1. hayatıma doğrudan faydası olması muhtemel olmayan bilgileri dahi öğrenmekten inanılmaz bir haz alan ben ekşiyi buldugumda inanılmaz sevinmiştim.

    keşif sürem son derece geç oldu zira internetle alakam internet kafede counter strike oynamak olduğundan, bu tarz şeyleri bilmek için lise ve kadıköyün hayatıma girmesi gerekiyordu. neyse.

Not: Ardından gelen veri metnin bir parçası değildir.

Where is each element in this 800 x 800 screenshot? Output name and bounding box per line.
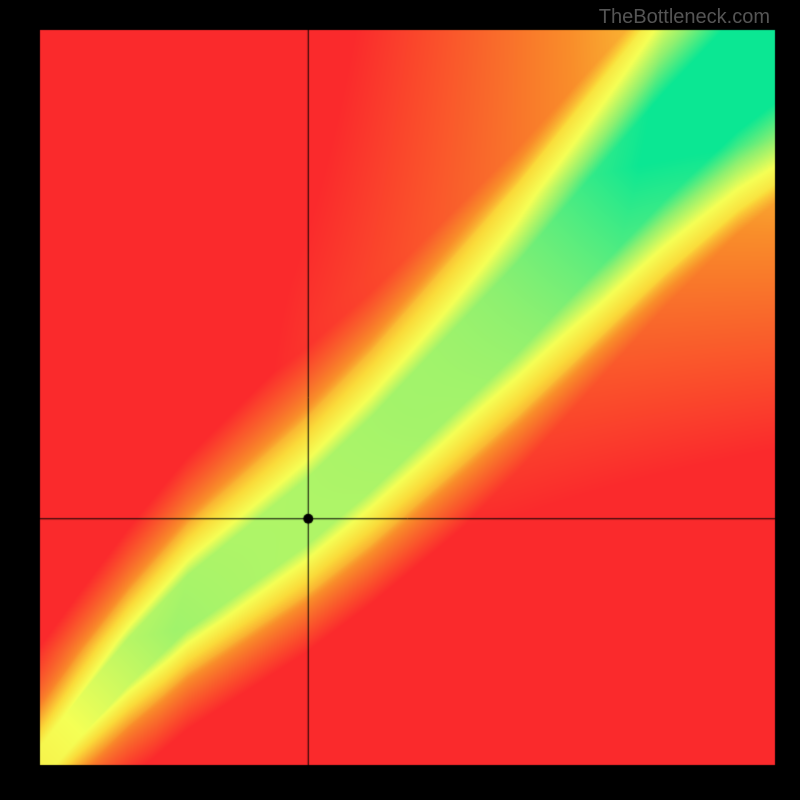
- bottleneck-heatmap: [0, 0, 800, 800]
- watermark-text: TheBottleneck.com: [599, 6, 770, 29]
- chart-container: TheBottleneck.com: [0, 0, 800, 800]
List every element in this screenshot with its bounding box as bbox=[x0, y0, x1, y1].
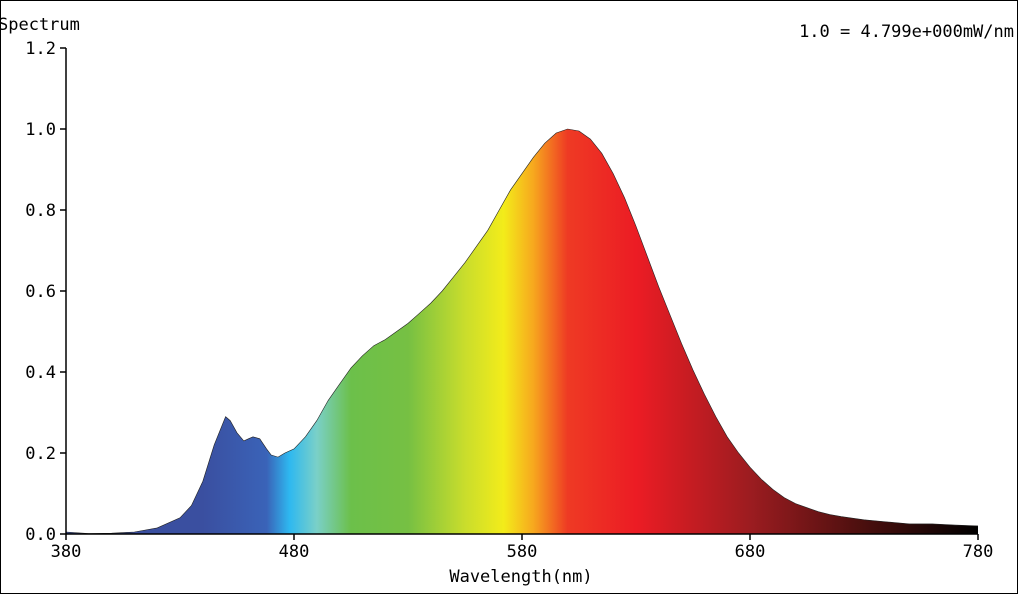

    siteyi buldum ve muptezel gibi okudum. gecenin bir vakti öyle durmadan okuyordum. bilmediğim ne varsa okuyordum. inanılmaz öyküler anılar okuyordum. bazen ağlamaklı bazen kahkahalarla okuyordum. o sıralar farkettim; güzel bir şeyler yazmak için ünlü bir yazar olmaya gerek yok. tanınmaya gerek yok hatta tanınmamak için ekstra çaba sarfedenler var.

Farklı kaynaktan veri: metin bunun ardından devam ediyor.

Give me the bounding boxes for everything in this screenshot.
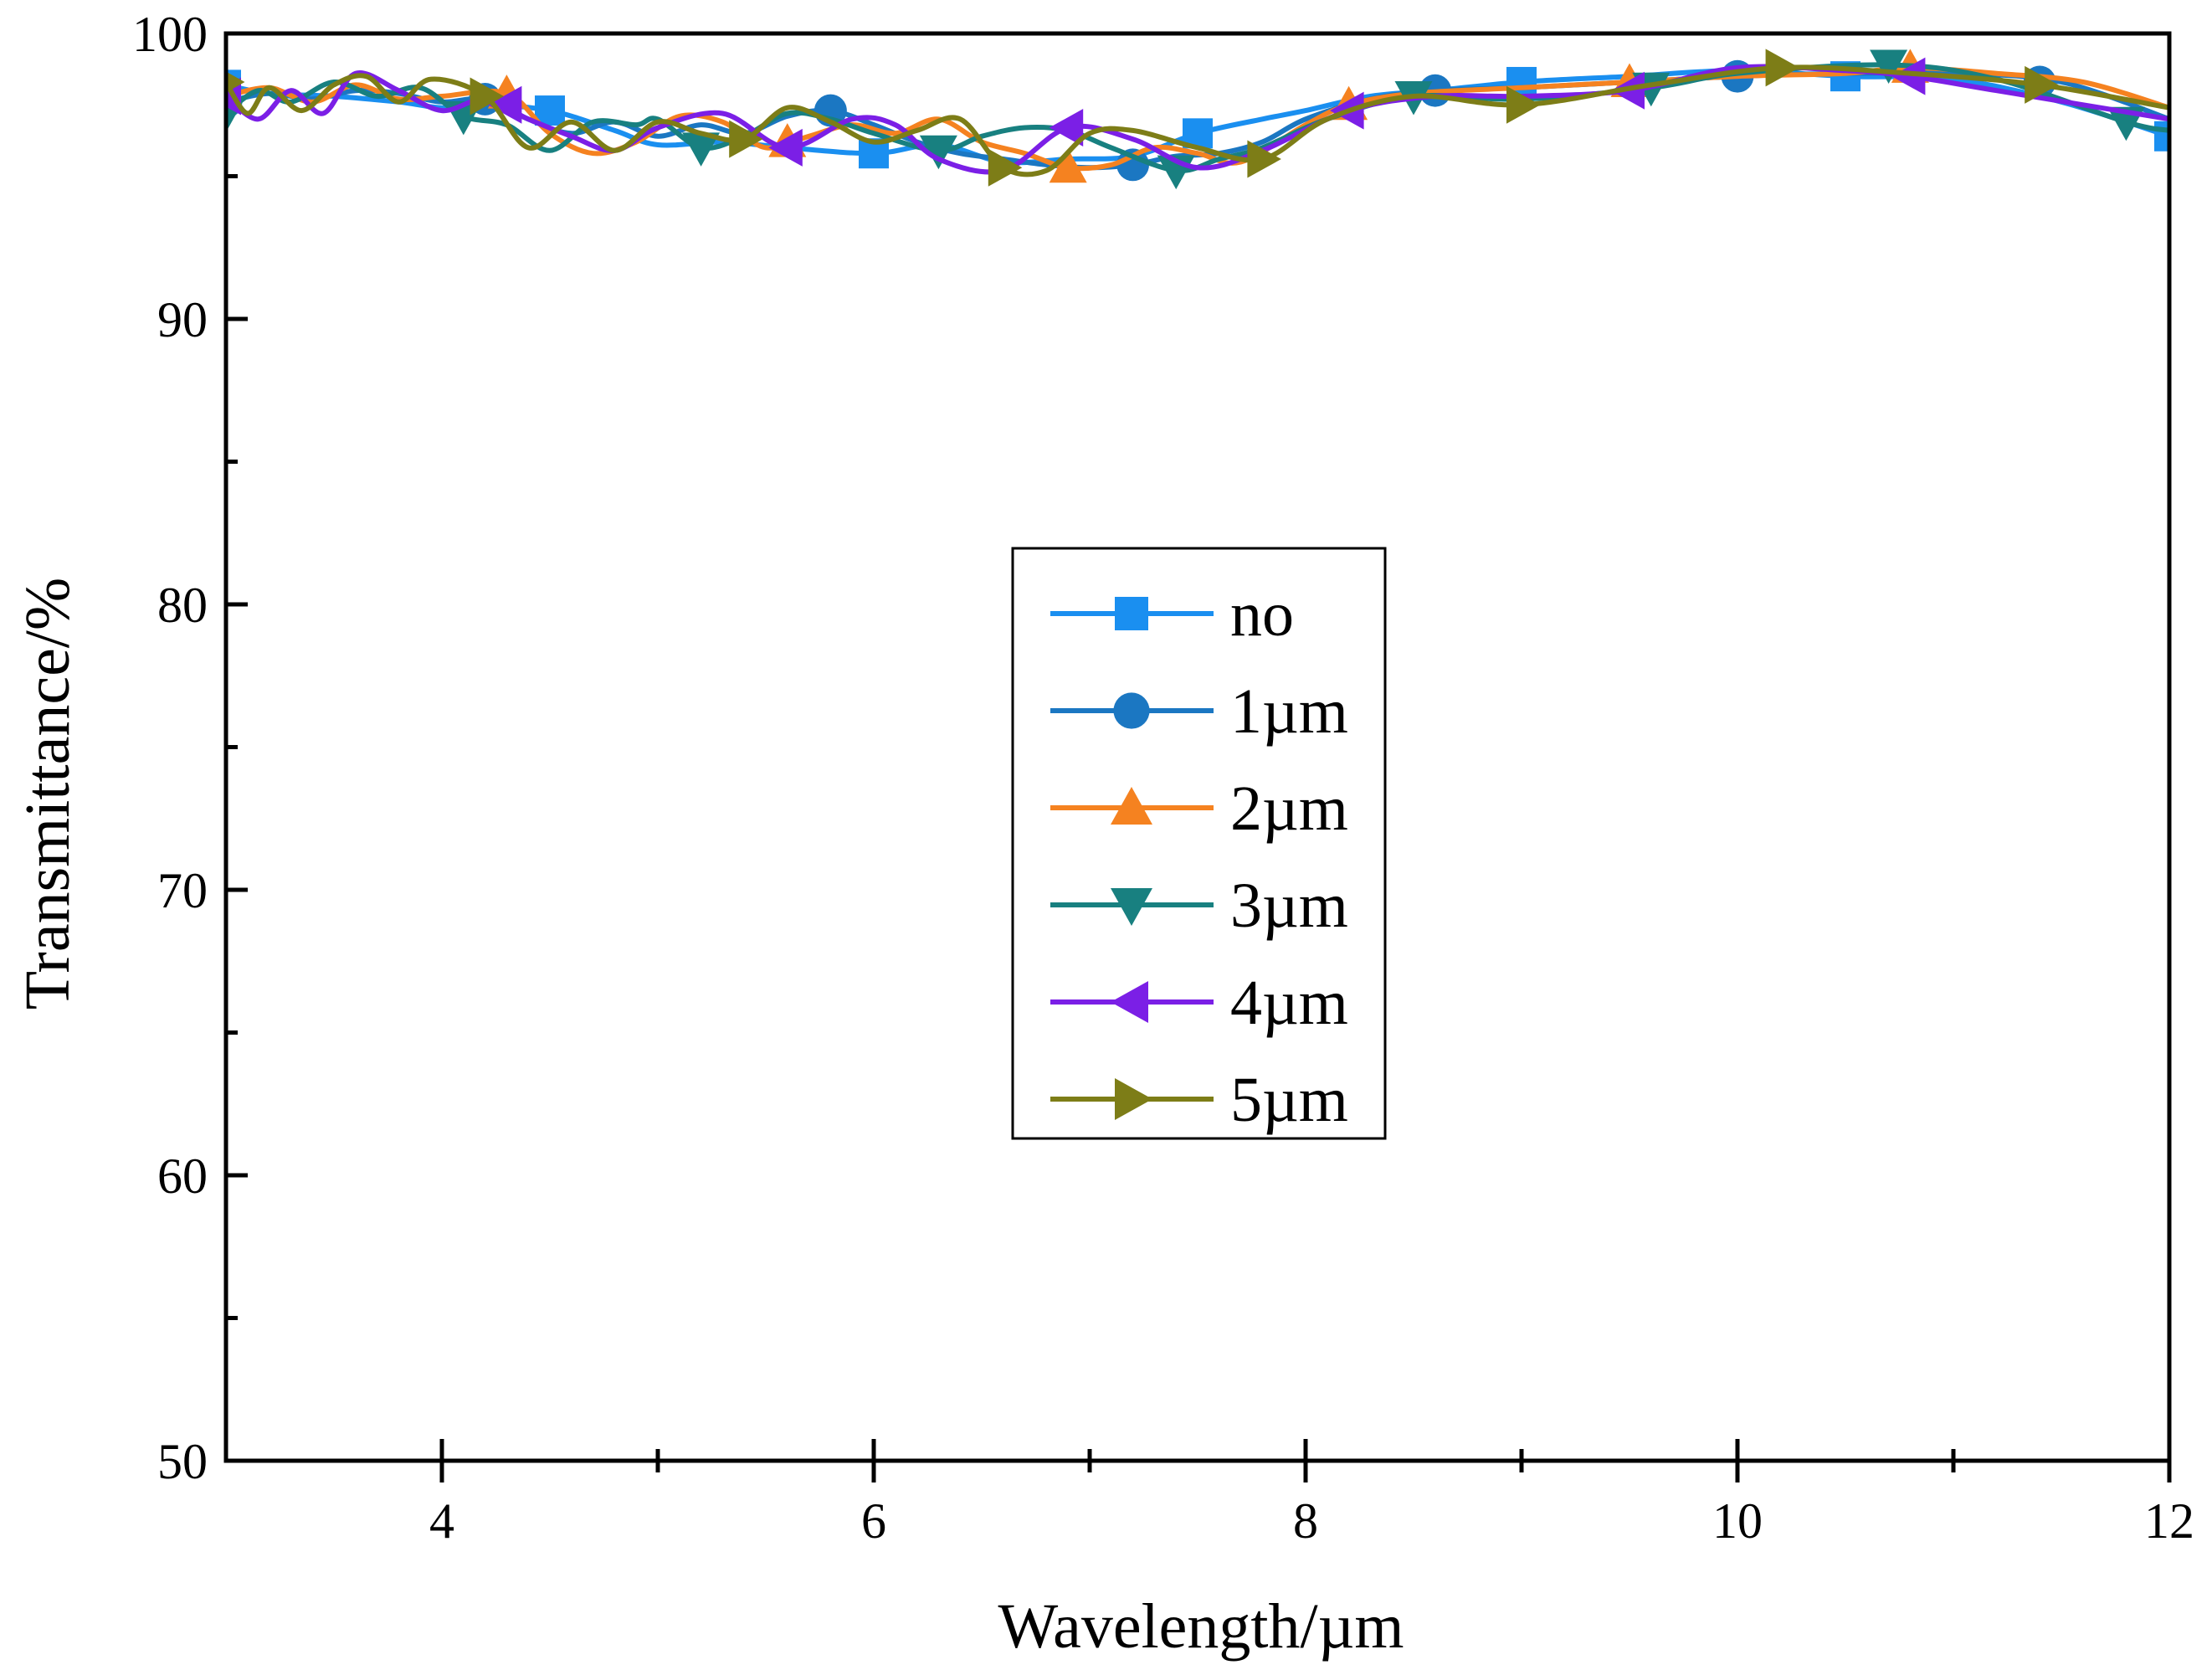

    sonra üye olayım dedim, çaylaklık falan bilmiyorum, site çok populermiş onu da bilmiyorum ve üye oldum. gerekli 10 entryi niyeyse aşırı özensiz girdim ama daha güzel okur olmak için üye olmuştum zaten. sayfada 100 entry ve geçen gün tema++ eklentisiyle tekrar kavuştuğuma çok sevindiğim "not enough coffee in" teması... ha bir de oylama yetisi.

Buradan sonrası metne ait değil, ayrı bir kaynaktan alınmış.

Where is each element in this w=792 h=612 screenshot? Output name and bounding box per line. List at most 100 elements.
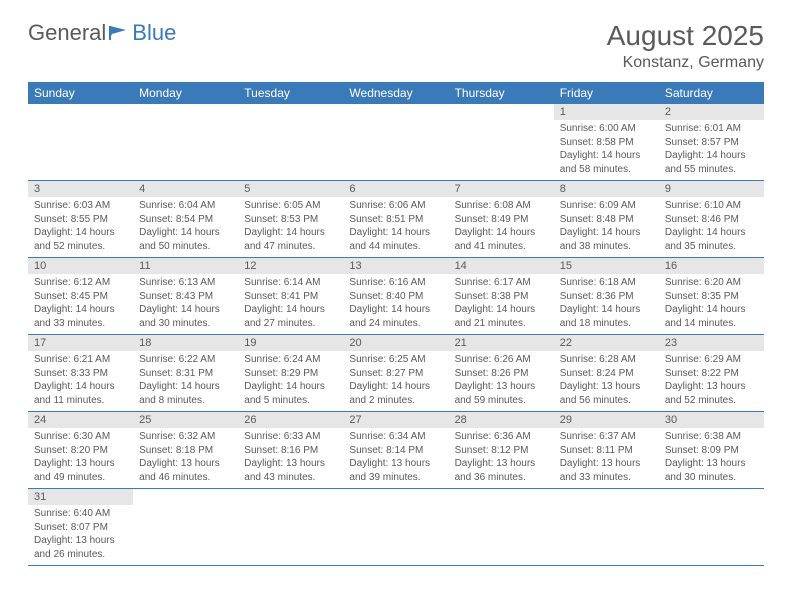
day-details: Sunrise: 6:08 AMSunset: 8:49 PMDaylight:…: [449, 197, 554, 257]
day-number: 10: [28, 258, 133, 274]
day-details: Sunrise: 6:09 AMSunset: 8:48 PMDaylight:…: [554, 197, 659, 257]
weekday-row: SundayMondayTuesdayWednesdayThursdayFrid…: [28, 82, 764, 104]
empty-cell: [343, 489, 448, 566]
empty-cell: [659, 489, 764, 566]
day-number: 13: [343, 258, 448, 274]
day-cell: 14Sunrise: 6:17 AMSunset: 8:38 PMDayligh…: [449, 258, 554, 335]
daylight-line: Daylight: 14 hours and 38 minutes.: [560, 226, 653, 253]
daylight-line: Daylight: 14 hours and 52 minutes.: [34, 226, 127, 253]
sunrise-line: Sunrise: 6:30 AM: [34, 430, 127, 444]
sunrise-line: Sunrise: 6:22 AM: [139, 353, 232, 367]
day-number: 3: [28, 181, 133, 197]
day-cell: 12Sunrise: 6:14 AMSunset: 8:41 PMDayligh…: [238, 258, 343, 335]
sunset-line: Sunset: 8:46 PM: [665, 213, 758, 227]
calendar-page: General Blue August 2025 Konstanz, Germa…: [0, 0, 792, 586]
day-details: Sunrise: 6:17 AMSunset: 8:38 PMDaylight:…: [449, 274, 554, 334]
day-details: Sunrise: 6:33 AMSunset: 8:16 PMDaylight:…: [238, 428, 343, 488]
day-number: 16: [659, 258, 764, 274]
flag-icon: [106, 20, 132, 46]
sunrise-line: Sunrise: 6:24 AM: [244, 353, 337, 367]
daylight-line: Daylight: 13 hours and 59 minutes.: [455, 380, 548, 407]
day-cell: 31Sunrise: 6:40 AMSunset: 8:07 PMDayligh…: [28, 489, 133, 566]
daylight-line: Daylight: 14 hours and 8 minutes.: [139, 380, 232, 407]
day-cell: 27Sunrise: 6:34 AMSunset: 8:14 PMDayligh…: [343, 412, 448, 489]
day-cell: 29Sunrise: 6:37 AMSunset: 8:11 PMDayligh…: [554, 412, 659, 489]
day-number: 24: [28, 412, 133, 428]
sunrise-line: Sunrise: 6:26 AM: [455, 353, 548, 367]
day-details: Sunrise: 6:06 AMSunset: 8:51 PMDaylight:…: [343, 197, 448, 257]
day-details: Sunrise: 6:22 AMSunset: 8:31 PMDaylight:…: [133, 351, 238, 411]
daylight-line: Daylight: 14 hours and 35 minutes.: [665, 226, 758, 253]
weekday-header: Tuesday: [238, 82, 343, 104]
sunset-line: Sunset: 8:51 PM: [349, 213, 442, 227]
day-number: 8: [554, 181, 659, 197]
calendar-week: 24Sunrise: 6:30 AMSunset: 8:20 PMDayligh…: [28, 412, 764, 489]
empty-cell: [238, 104, 343, 181]
weekday-header: Saturday: [659, 82, 764, 104]
empty-cell: [133, 489, 238, 566]
calendar-week: 10Sunrise: 6:12 AMSunset: 8:45 PMDayligh…: [28, 258, 764, 335]
sunset-line: Sunset: 8:38 PM: [455, 290, 548, 304]
sunset-line: Sunset: 8:35 PM: [665, 290, 758, 304]
sunset-line: Sunset: 8:27 PM: [349, 367, 442, 381]
empty-cell: [238, 489, 343, 566]
calendar-week: 17Sunrise: 6:21 AMSunset: 8:33 PMDayligh…: [28, 335, 764, 412]
daylight-line: Daylight: 13 hours and 26 minutes.: [34, 534, 127, 561]
sunset-line: Sunset: 8:11 PM: [560, 444, 653, 458]
sunset-line: Sunset: 8:20 PM: [34, 444, 127, 458]
day-details: Sunrise: 6:13 AMSunset: 8:43 PMDaylight:…: [133, 274, 238, 334]
daylight-line: Daylight: 13 hours and 56 minutes.: [560, 380, 653, 407]
sunset-line: Sunset: 8:40 PM: [349, 290, 442, 304]
sunrise-line: Sunrise: 6:38 AM: [665, 430, 758, 444]
sunrise-line: Sunrise: 6:10 AM: [665, 199, 758, 213]
day-details: Sunrise: 6:16 AMSunset: 8:40 PMDaylight:…: [343, 274, 448, 334]
sunrise-line: Sunrise: 6:29 AM: [665, 353, 758, 367]
empty-cell: [449, 489, 554, 566]
sunrise-line: Sunrise: 6:18 AM: [560, 276, 653, 290]
day-number: 20: [343, 335, 448, 351]
sunrise-line: Sunrise: 6:13 AM: [139, 276, 232, 290]
calendar-week: 3Sunrise: 6:03 AMSunset: 8:55 PMDaylight…: [28, 181, 764, 258]
daylight-line: Daylight: 13 hours and 49 minutes.: [34, 457, 127, 484]
day-number: 27: [343, 412, 448, 428]
sunset-line: Sunset: 8:22 PM: [665, 367, 758, 381]
sunrise-line: Sunrise: 6:36 AM: [455, 430, 548, 444]
day-cell: 6Sunrise: 6:06 AMSunset: 8:51 PMDaylight…: [343, 181, 448, 258]
sunset-line: Sunset: 8:24 PM: [560, 367, 653, 381]
calendar-table: SundayMondayTuesdayWednesdayThursdayFrid…: [28, 82, 764, 566]
day-details: Sunrise: 6:01 AMSunset: 8:57 PMDaylight:…: [659, 120, 764, 180]
empty-cell: [343, 104, 448, 181]
day-cell: 21Sunrise: 6:26 AMSunset: 8:26 PMDayligh…: [449, 335, 554, 412]
day-details: Sunrise: 6:32 AMSunset: 8:18 PMDaylight:…: [133, 428, 238, 488]
calendar-week: 1Sunrise: 6:00 AMSunset: 8:58 PMDaylight…: [28, 104, 764, 181]
day-cell: 7Sunrise: 6:08 AMSunset: 8:49 PMDaylight…: [449, 181, 554, 258]
day-number: 7: [449, 181, 554, 197]
daylight-line: Daylight: 14 hours and 55 minutes.: [665, 149, 758, 176]
sunset-line: Sunset: 8:31 PM: [139, 367, 232, 381]
day-details: Sunrise: 6:30 AMSunset: 8:20 PMDaylight:…: [28, 428, 133, 488]
sunrise-line: Sunrise: 6:21 AM: [34, 353, 127, 367]
sunset-line: Sunset: 8:26 PM: [455, 367, 548, 381]
day-details: Sunrise: 6:38 AMSunset: 8:09 PMDaylight:…: [659, 428, 764, 488]
daylight-line: Daylight: 14 hours and 2 minutes.: [349, 380, 442, 407]
brand-logo: General Blue: [28, 20, 176, 46]
day-cell: 11Sunrise: 6:13 AMSunset: 8:43 PMDayligh…: [133, 258, 238, 335]
day-cell: 18Sunrise: 6:22 AMSunset: 8:31 PMDayligh…: [133, 335, 238, 412]
day-details: Sunrise: 6:12 AMSunset: 8:45 PMDaylight:…: [28, 274, 133, 334]
brand-part1: General: [28, 20, 106, 46]
day-details: Sunrise: 6:26 AMSunset: 8:26 PMDaylight:…: [449, 351, 554, 411]
day-details: Sunrise: 6:28 AMSunset: 8:24 PMDaylight:…: [554, 351, 659, 411]
day-cell: 20Sunrise: 6:25 AMSunset: 8:27 PMDayligh…: [343, 335, 448, 412]
sunrise-line: Sunrise: 6:37 AM: [560, 430, 653, 444]
day-number: 30: [659, 412, 764, 428]
sunset-line: Sunset: 8:36 PM: [560, 290, 653, 304]
daylight-line: Daylight: 14 hours and 44 minutes.: [349, 226, 442, 253]
day-number: 15: [554, 258, 659, 274]
day-details: Sunrise: 6:37 AMSunset: 8:11 PMDaylight:…: [554, 428, 659, 488]
sunrise-line: Sunrise: 6:08 AM: [455, 199, 548, 213]
day-details: Sunrise: 6:24 AMSunset: 8:29 PMDaylight:…: [238, 351, 343, 411]
day-cell: 8Sunrise: 6:09 AMSunset: 8:48 PMDaylight…: [554, 181, 659, 258]
daylight-line: Daylight: 13 hours and 36 minutes.: [455, 457, 548, 484]
day-number: 2: [659, 104, 764, 120]
daylight-line: Daylight: 14 hours and 41 minutes.: [455, 226, 548, 253]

    abi depeyi diye bir yazar var, o nasil yazmaktır öyle. lacrima diye bir hanfendi var, bilgiyi direk beynine beynine veriyor (hatta lacrima hanım beni twitterdan takip ettiğinde çocuk gibi sevinmiştim eheheh) ve daha niceleri. linklerini bir word dosyasına kaydettiğim o inanılmaz güzel sayısız yazı...

    bir de hafiften üst kültür ama bir şekilde yeralti kültürü bir havası vardı benim 10 yıl kadar kaçırdığım ve çok övülen 90ların kadıköyü gibi. sen hâlâ neden uyumadın atarı anne ya da babadan gelecek endişesiyle düşük ekran parlaklığında gece yapılan okumalar ve balkonda gizlice yakılan djarum blackler...

    sonra yazar da oldum. fena da bir yazar olmadım. okurken kahkaha atılan ya da gözlerden yaş akıtan yazılarım olmuş, öyle mesajlar geldi. debe bile oldum 4 kere! ama biz büyüdük ve kirlendi dünya! hayır hayır sitenin sahibi ve yanindaki arkadaşları daha çok kazanmak istediler ve kirlendi sözlük. adamın kafasına esti sahibi arkadaşı diye bir şirketi eleştiren entrynin sahibini uçurdu. kimse de bi halt edemedi. rating artsın diye en ortalama kitle elde edilmeye çalışıldı, kimse ses çıkarmadı. en iyi yazarlar hadi eyvallah dedi ve gitti o kadar ve bu asla alınması gereken bir mesaj olmadı beyfendiler için. neyse daha nice örnek. bir güruh, nicel olarak az nitelik olarak üst seviye bir guruh nasıl harcanirsa öyle harcandı günlüğü 50 000 tlden bir i. melih gökçek reklamı için.

    sonra şekil de gitti. ya bir sitenin yüzde doksanı diyor ki buraya kullanan biziz ve şöyle yazmaktan keyif alıyoruz. insan ayıp olmasın diye biraz önemser gibi yapar di mi? yapmadılar. bak mobilden giremiyoruz her taraf reklam, zaten essek yüküyle var paranız dedi yazarlar onu da iplemediler. en son işte malum, abi site bizim ampulden daha parlak kör olduk diyoruz adam yooo parlak değil diyor. benim burada sartel attı. abi dalga mı geçiyorsun? sence bu kadar adam gizlice "beyler ilk tema değişimde aynı anda kör oluyoruz çok parlak bu" diye sozlestik mi? bu ne saçma bi durum, adama gözlerim kamaşıyor diyorum yooooo bence kamaşmıyor diyor ahahhahaha hakkaten komik.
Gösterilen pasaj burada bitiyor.